For generations the Ohlone Indians followed the path along the Alamitos Creek to find cinnabar in a cave in the nearby hills. They traded the mineral, used it in religious ceremonies and decorated their bodies. Elsewhere in the world, quicksilver, another name for mercury, the end product in the processing of cinnabar, was an important component in the amalgamation of gold, silver and other precious metals. The Rothschilds, an influential European banking family, owned the Almaden mines in Spain, held the monopoly on quicksilver and controlled the price for quicksilver on the world market.
In 1845 Captain Andres Castillero, a Mexican soldier, diplomat and scholar, was sent to Alta California on a mission to Sutter's Fort. The Mexican government wanted to buy out Sutter in an effort to keep out American settlers. When meetings between Castillero and Sutter failed, Castillero returned to Mission Santa Clara. It was there that he noticed the red paint in the artwork in the mission church and on the bodies of the Ohlones. Recognizing the red color as probably being that of cinnabar or silver, he proceeded to test the ore and discovered that it was indeed cinnabar. Indians took him to their source. He filed a denouncement on 3,000 vara of land for all sides of the cave mouth. This is the site of the richest mine in California and the largest quicksilver mining area in the Americas. Castillero's keen observation in recognizing cinnabar ore helped break the Rothchild's monopoly of quicksilver.

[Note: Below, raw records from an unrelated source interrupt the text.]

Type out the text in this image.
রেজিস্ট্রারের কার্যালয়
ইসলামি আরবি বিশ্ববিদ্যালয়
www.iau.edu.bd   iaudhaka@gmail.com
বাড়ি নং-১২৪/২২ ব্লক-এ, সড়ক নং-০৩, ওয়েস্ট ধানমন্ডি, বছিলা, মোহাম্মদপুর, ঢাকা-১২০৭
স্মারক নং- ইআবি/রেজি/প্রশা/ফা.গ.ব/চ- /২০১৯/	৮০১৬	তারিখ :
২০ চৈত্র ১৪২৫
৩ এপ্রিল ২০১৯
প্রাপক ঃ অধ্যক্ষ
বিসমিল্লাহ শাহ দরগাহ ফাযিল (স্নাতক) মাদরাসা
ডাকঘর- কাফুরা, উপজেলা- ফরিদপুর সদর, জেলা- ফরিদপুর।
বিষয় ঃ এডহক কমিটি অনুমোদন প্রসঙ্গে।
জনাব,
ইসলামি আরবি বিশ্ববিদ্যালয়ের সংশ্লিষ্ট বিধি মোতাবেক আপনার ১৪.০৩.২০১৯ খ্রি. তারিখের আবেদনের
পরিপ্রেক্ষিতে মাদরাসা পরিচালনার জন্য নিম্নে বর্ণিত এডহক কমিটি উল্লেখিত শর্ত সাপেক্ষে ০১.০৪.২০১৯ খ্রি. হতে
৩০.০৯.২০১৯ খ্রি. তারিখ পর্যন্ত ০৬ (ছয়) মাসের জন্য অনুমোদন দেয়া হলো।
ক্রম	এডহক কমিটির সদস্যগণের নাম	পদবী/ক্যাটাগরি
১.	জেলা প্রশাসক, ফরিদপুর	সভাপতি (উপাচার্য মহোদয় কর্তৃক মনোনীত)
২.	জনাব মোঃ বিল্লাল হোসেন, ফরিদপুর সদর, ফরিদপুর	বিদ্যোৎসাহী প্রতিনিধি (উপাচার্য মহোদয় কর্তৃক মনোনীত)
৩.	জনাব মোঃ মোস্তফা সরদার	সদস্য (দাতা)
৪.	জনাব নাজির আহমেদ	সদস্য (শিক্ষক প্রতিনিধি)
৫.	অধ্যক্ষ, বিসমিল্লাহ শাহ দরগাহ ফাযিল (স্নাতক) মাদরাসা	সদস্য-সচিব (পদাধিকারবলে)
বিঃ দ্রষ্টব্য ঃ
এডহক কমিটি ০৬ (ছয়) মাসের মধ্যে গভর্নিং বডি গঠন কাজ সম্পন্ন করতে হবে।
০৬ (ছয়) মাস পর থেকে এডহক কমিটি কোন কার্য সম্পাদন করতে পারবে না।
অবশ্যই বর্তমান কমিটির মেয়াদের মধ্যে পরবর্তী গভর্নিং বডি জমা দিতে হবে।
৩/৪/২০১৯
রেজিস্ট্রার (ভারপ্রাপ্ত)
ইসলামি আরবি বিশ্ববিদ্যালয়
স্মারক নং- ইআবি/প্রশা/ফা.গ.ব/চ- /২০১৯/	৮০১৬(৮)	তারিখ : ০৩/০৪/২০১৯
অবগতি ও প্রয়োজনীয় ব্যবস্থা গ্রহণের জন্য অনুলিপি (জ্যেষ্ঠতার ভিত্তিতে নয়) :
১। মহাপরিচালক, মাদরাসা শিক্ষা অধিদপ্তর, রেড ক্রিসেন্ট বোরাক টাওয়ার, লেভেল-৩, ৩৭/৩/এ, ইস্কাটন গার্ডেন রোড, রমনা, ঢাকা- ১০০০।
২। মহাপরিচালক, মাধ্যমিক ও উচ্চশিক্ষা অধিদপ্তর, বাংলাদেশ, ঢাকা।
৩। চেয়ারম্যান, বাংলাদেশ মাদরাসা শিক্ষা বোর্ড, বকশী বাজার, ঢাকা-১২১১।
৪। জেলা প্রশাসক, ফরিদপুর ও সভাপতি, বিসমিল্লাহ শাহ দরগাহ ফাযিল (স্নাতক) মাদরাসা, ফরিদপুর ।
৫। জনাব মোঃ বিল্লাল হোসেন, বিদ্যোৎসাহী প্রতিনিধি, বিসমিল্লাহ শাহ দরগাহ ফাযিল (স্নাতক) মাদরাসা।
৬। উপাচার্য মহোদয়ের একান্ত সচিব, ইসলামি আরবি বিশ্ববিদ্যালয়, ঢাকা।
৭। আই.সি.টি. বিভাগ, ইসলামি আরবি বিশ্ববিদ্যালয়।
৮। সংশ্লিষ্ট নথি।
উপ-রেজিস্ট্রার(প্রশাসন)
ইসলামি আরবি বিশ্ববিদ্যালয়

Twenty-eight months later the discovery of gold sparked the great overland migration of people to California. Soon after arriving miners realized they needed quicksilver to amalgamate with gold. The community of New Almaden became an integral part of the gold rush because its quicksilver was readily available and inexpensive to ship to the Mother Lode. Wagons loaded with flasks traveled to the port of Alviso where the flasks were shipped to San Francisco for worldwide distribution. This local source of quicksilver made mining lucrative for the gold miner.
By 1865, life on Mine Hill was very wild and dangerous. Criminals, including Tiburico Vasquez, were hiding out, drinking was rampant, and shootings were common. In an effort to control the criminal element, mine manager Samuel F. Butterworth built a toll gate at the entrance to the Hacienda Mine works at the narrows of the canyon where Almaden Road and Almaden Way meet. The toll collector lived in the far apartment where he collected tolls and inspected wagons. The residents of Mine Hill were not allowed to bring in alcohol and guns. These residents were fined if they were caught with unacceptable goods.
Over the years, the three apartments were rented to a number of Californios. Among those living there were Berryessas and Narvaezes, descendents of members of the 1776 Anza expedition. Frank Lewis, a son-in-law of James Frazier Reed and the husband of Patty Reed of the Donner Party, was a tenant in 1866. Antonio Soto, a Mutsun Indian, lived here in 1880.
The story of New Almaden's quicksilver and of the overland pioneers' dreams of a better life will always be tied together as a rewarding and tragic human experience that helped settle the Santa Clara Valley, California and the American West.